[Date Prev][Date Next] [Chronological] [Thread] [Top]

Re: ldap_str2dn etc.



At 02:05 AM 2001-10-08, Pierangelo Masarati wrote:
>I've done a big chunk of work; I think the largest part
>that's still to do is the UTF-8 handling (I started working 
>on it this morning on the commuter train :)
>
>The code is kinda experimental, that is it is filled with
>programmer's notes, and not optimized. After it works as 
>expected I'll clean it a bit before commit.
>
>I'll try to list all the open issues to see if I can fix any 
>of them before I commit it (some of them simply are statements; 
>correct them if they're wrong).
>
><grep FIXME getdn.c:>
>
>a) there's no explicit mention both in RFC 2253 and 
>in LDAPbis DN draft of language extensions to attr types.
>I've figured out two behaviors:
>        1) discard the extensions
>        2) leave the extensions in place
>        3) issue an error if PEDANTIC

DNs cannot contain attribute type options.  That is,
        CN;lang-de=Kurt

is invalid.  Both parser and generator should bitch.

>b) string value means UTF-8 if LDAPv3 or T61 if LDAPv2;

Actually, in LDAPv2, LDAPDN (RFC1777) restricted
to IA5 but a DN (RFC1779) string representation is
neutral to the codeset used.  This means that any
extended T.61 (or other non-IA5) character in a value
string representation causes requires use of the #hex
format.

>I assume UTF-8 also if I'm reading DCE format, right?

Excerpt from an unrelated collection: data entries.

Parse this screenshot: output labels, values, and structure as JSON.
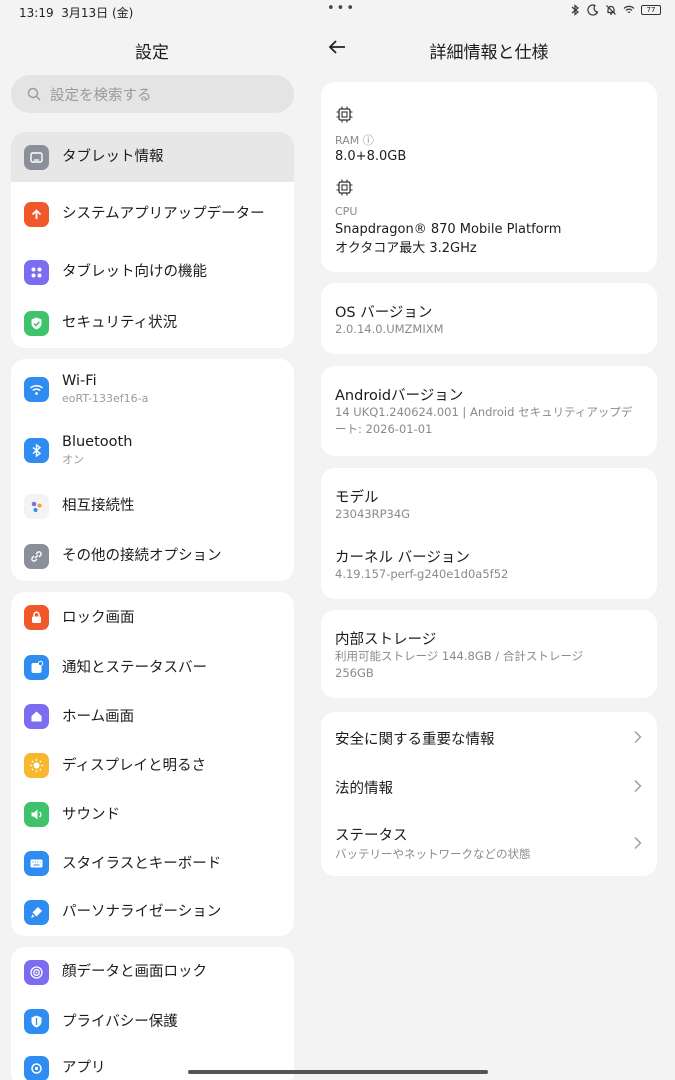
{
  "status": {
    "time": "13:19",
    "date": "3月13日 (金)",
    "battery": "77"
  },
  "settings": {
    "title": "設定",
    "search_placeholder": "設定を検索する",
    "group1": [
      {
        "label": "タブレット情報"
      },
      {
        "label": "システムアプリアップデーター"
      },
      {
        "label": "タブレット向けの機能"
      },
      {
        "label": "セキュリティ状況"
      }
    ],
    "group2": [
      {
        "label": "Wi-Fi",
        "sub": "eoRT-133ef16-a"
      },
      {
        "label": "Bluetooth",
        "sub": "オン"
      },
      {
        "label": "相互接続性"
      },
      {
        "label": "その他の接続オプション"
      }
    ],
    "group3": [
      {
        "label": "ロック画面"
      },
      {
        "label": "通知とステータスバー"
      },
      {
        "label": "ホーム画面"
      },
      {
        "label": "ディスプレイと明るさ"
      },
      {
        "label": "サウンド"
      },
      {
        "label": "スタイラスとキーボード"
      },
      {
        "label": "パーソナライゼーション"
      }
    ],
    "group4": [
      {
        "label": "顔データと画面ロック"
      },
      {
        "label": "プライバシー保護"
      },
      {
        "label": "アプリ"
      }
    ]
  },
  "detail": {
    "title": "詳細情報と仕様",
    "ram_label": "RAM",
    "ram_value": "8.0+8.0GB",
    "cpu_label": "CPU",
    "cpu_value1": "Snapdragon® 870 Mobile Platform",
    "cpu_value2": "オクタコア最大 3.2GHz",
    "os_label": "OS バージョン",
    "os_value": "2.0.14.0.UMZMIXM",
    "android_label": "Androidバージョン",
    "android_value": "14 UKQ1.240624.001 | Android セキュリティアップデート: 2026-01-01",
    "model_label": "モデル",
    "model_value": "23043RP34G",
    "kernel_label": "カーネル バージョン",
    "kernel_value": "4.19.157-perf-g240e1d0a5f52",
    "storage_label": "内部ストレージ",
    "storage_value": "利用可能ストレージ 144.8GB / 合計ストレージ 256GB",
    "links": [
      {
        "label": "安全に関する重要な情報"
      },
      {
        "label": "法的情報"
      },
      {
        "label": "ステータス",
        "sub": "バッテリーやネットワークなどの状態"
      }
    ]
  },
  "colors": {
    "tablet_info": "#8a8f9a",
    "system_update": "#f0582c",
    "tablet_features": "#7b6cf0",
    "security": "#3ec26b",
    "wifi": "#2f8cf0",
    "bluetooth": "#2f8cf0",
    "interconnect": "#f7f7f7",
    "other_conn": "#8a8f9a",
    "lock": "#f0582c",
    "notify": "#2f8cf0",
    "home": "#7b6cf0",
    "display": "#f5b82e",
    "sound": "#3ec26b",
    "stylus": "#2f8cf0",
    "personal": "#2f8cf0",
    "face": "#7b6cf0",
    "privacy": "#2f8cf0",
    "apps": "#2f8cf0"
  }
}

No clue (I'd guess DCE isn't UTF-8 as it predates LDAPv3).

>But after I parsed a string into a DN, if I need to write 
>it back, say, in LDAPv2, what should I do if it contains 
>UTF-8? I was thinkning of extending the LDAPAVA struct
>to hold flags that state if the value is UTF-8 or simply 
>IA5 (correct?).

Well, I suggest that any transliteration be handled
outside of the str2dn and dn2str functions (much like
normalization).

>c) for performance issues, I think I should add a field
>to the LDAPAVA struct that holds the length of the string
>representation of the value, so I don't need to compute it 
>all the times. I'd also like to turn the attribute type
>field into a berval, to avoid computing its length many times
>(maybe we could even use an AttributeDescription in union
>with a berval in case the description is unknown).

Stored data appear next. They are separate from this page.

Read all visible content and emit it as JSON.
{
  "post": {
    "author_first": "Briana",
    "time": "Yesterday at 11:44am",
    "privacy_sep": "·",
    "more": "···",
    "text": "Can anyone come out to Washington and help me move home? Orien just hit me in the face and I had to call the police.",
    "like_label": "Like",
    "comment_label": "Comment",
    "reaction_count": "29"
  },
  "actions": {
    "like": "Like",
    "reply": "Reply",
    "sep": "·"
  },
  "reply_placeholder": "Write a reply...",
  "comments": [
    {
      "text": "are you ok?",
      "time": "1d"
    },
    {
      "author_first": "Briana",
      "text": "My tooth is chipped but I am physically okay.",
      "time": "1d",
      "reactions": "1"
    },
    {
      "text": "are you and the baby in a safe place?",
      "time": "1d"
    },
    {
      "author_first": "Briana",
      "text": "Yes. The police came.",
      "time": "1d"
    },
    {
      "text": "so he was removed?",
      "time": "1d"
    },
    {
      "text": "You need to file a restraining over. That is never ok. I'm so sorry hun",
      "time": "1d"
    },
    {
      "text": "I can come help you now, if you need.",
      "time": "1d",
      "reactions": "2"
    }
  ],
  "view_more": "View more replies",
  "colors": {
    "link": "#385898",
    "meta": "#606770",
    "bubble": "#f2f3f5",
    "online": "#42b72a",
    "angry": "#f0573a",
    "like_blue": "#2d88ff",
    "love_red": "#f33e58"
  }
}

I have no problem with this.

>d) I guess empty attributes are illegal in a DN; correct?
>(I need to handle AVA separators right after the '=' sign).

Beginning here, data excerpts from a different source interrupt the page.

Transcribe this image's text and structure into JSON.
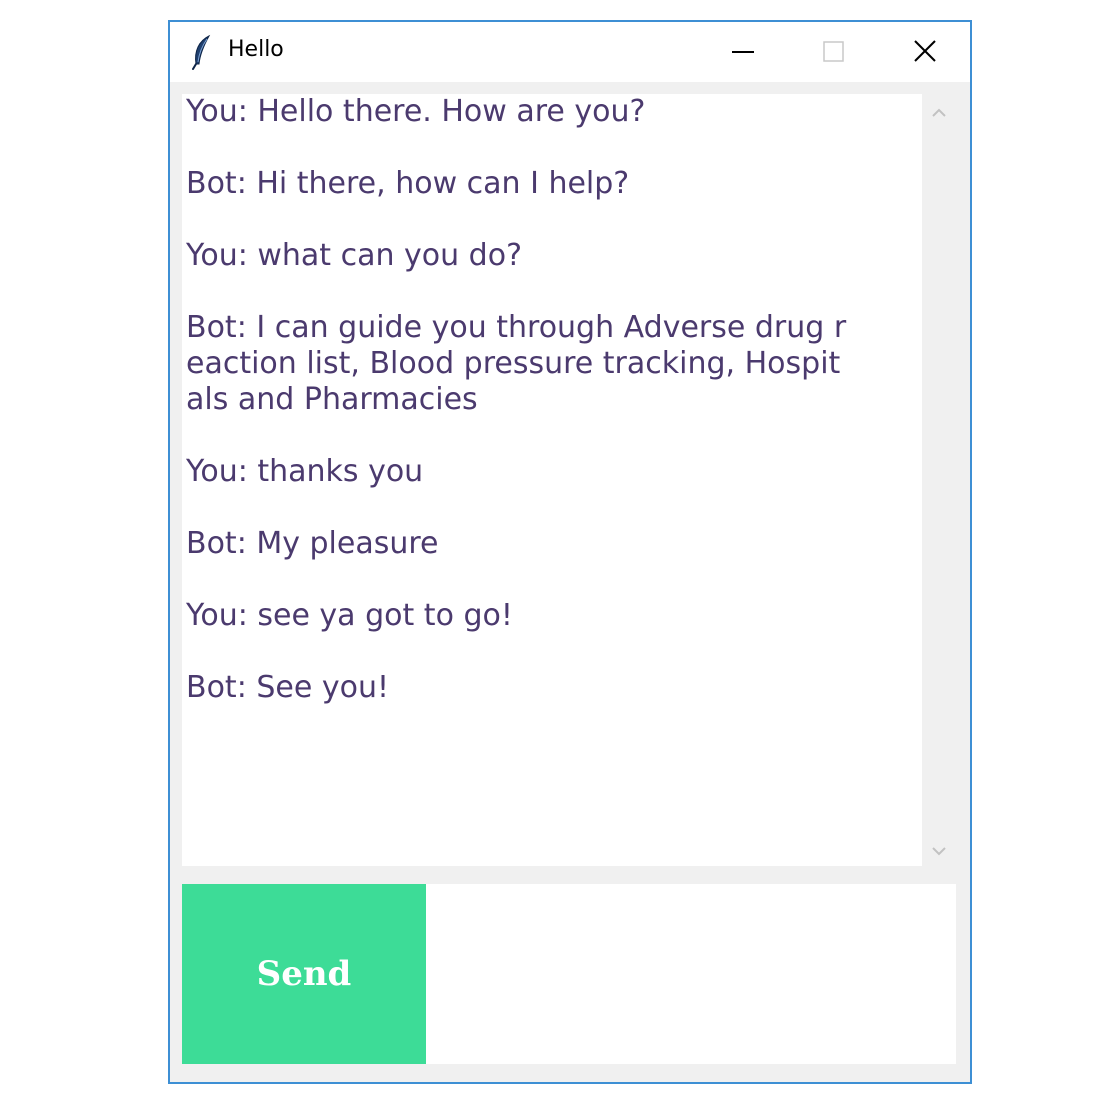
{
  "window": {
    "title": "Hello",
    "border_color": "#3d8fd4"
  },
  "icons": {
    "app": "feather-icon",
    "minimize": "minimize-icon",
    "maximize": "maximize-icon",
    "close": "close-icon",
    "scroll_up": "chevron-up-icon",
    "scroll_down": "chevron-down-icon"
  },
  "chat": {
    "text_color": "#4b3a6e",
    "messages": [
      {
        "lines": [
          "You: Hello there. How are you?"
        ]
      },
      {
        "lines": [
          "Bot: Hi there, how can I help?"
        ]
      },
      {
        "lines": [
          "You: what can you do?"
        ]
      },
      {
        "lines": [
          "Bot: I can guide you through Adverse drug r",
          "eaction list, Blood pressure tracking, Hospit",
          "als and Pharmacies"
        ]
      },
      {
        "lines": [
          "You: thanks you"
        ]
      },
      {
        "lines": [
          "Bot: My pleasure"
        ]
      },
      {
        "lines": [
          "You: see ya got to go!"
        ]
      },
      {
        "lines": [
          "Bot: See you!"
        ]
      }
    ]
  },
  "input": {
    "send_label": "Send",
    "send_color": "#3ddc97",
    "entry_value": ""
  }
}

No.  A value can be empty.
        ref=,o=foo

is valid.

>e) I guess multi-AVA RDNs are allowed in DCE, right?

I assume so.

>f) If I understood the point, I have to turn string 
>representations of binary values ('#' + 1*(HEXPAIR) and 
>'\' HEXPAIR) into their binary form, and back to string, 
>right? (at least that's what I did).

In parsing (str2dn), if the string value is # format, you should
just place the BER value into la_value.  That is, (psuedo
code)
        if ( value[0] == '#' ) then
                la_value = unhex( &value[1] );
                la_flags = LDAP_AVA_BINARY;
        } else {
                ...
                la_flags = LDAP_AVA_STRING;
        }

In generating (dn2str),
        if( la_flags == LDAP_AVA_BINARY ) {
                value[0] = '#';
                &value[1] = hex( la_value )
        } else {
                ...
        }

The parser/generators need not convert between string and
binary (BER) value representations.  This is a job for
normalizers.

>g) I made leading and trailing spaces, and spaces around '=',
>',', ';' and '+' admittable unless the PEDANTIC flag is set.

Yes.

>Are they allowed also in DCE format?

No clue.


>h) T61: what should I look at?.

I assume you mean RFC 1779 format DNs (which technically
can be in any codeset, but restricted to IA5 when used in
LDAPv2).

>I strip quotes from quoted
>values; as a consequence I need to escape chars that need it
>(according to RFC 1779). I've a small doubt: in a quoted 
>attribute only double quotes need be escaped (among printable
>chars); so if I find an escape not followed by a quote do I 
>need to consider it a normal char (and thus escape it while
>eliminating quotes)? According to rfc 1779, a quoted string 
>can contain what is called a PAIR. Example:
>
>'","'   => '\,'         OK
>'"\,"'  => '\,'         OK

I guess I don't understand the question (I haven't finished
my morning cold carbonated caffeine yet:-).  But let me see
if I can clarify.

In parsing a string representation of a value, that string
may be quoted or may be escaped.  In either case, the value
is the unquoted/unescaped value and that's what stored in
la_value.

In generating a string representation, the value (la_value)
may contain characters which require quoting and/or escaping.
I suggest that here that only escaping be used.  Hence,

        dn2str(str2dn(cn="foo,bar")) returns cn=foo\,bar

Kurt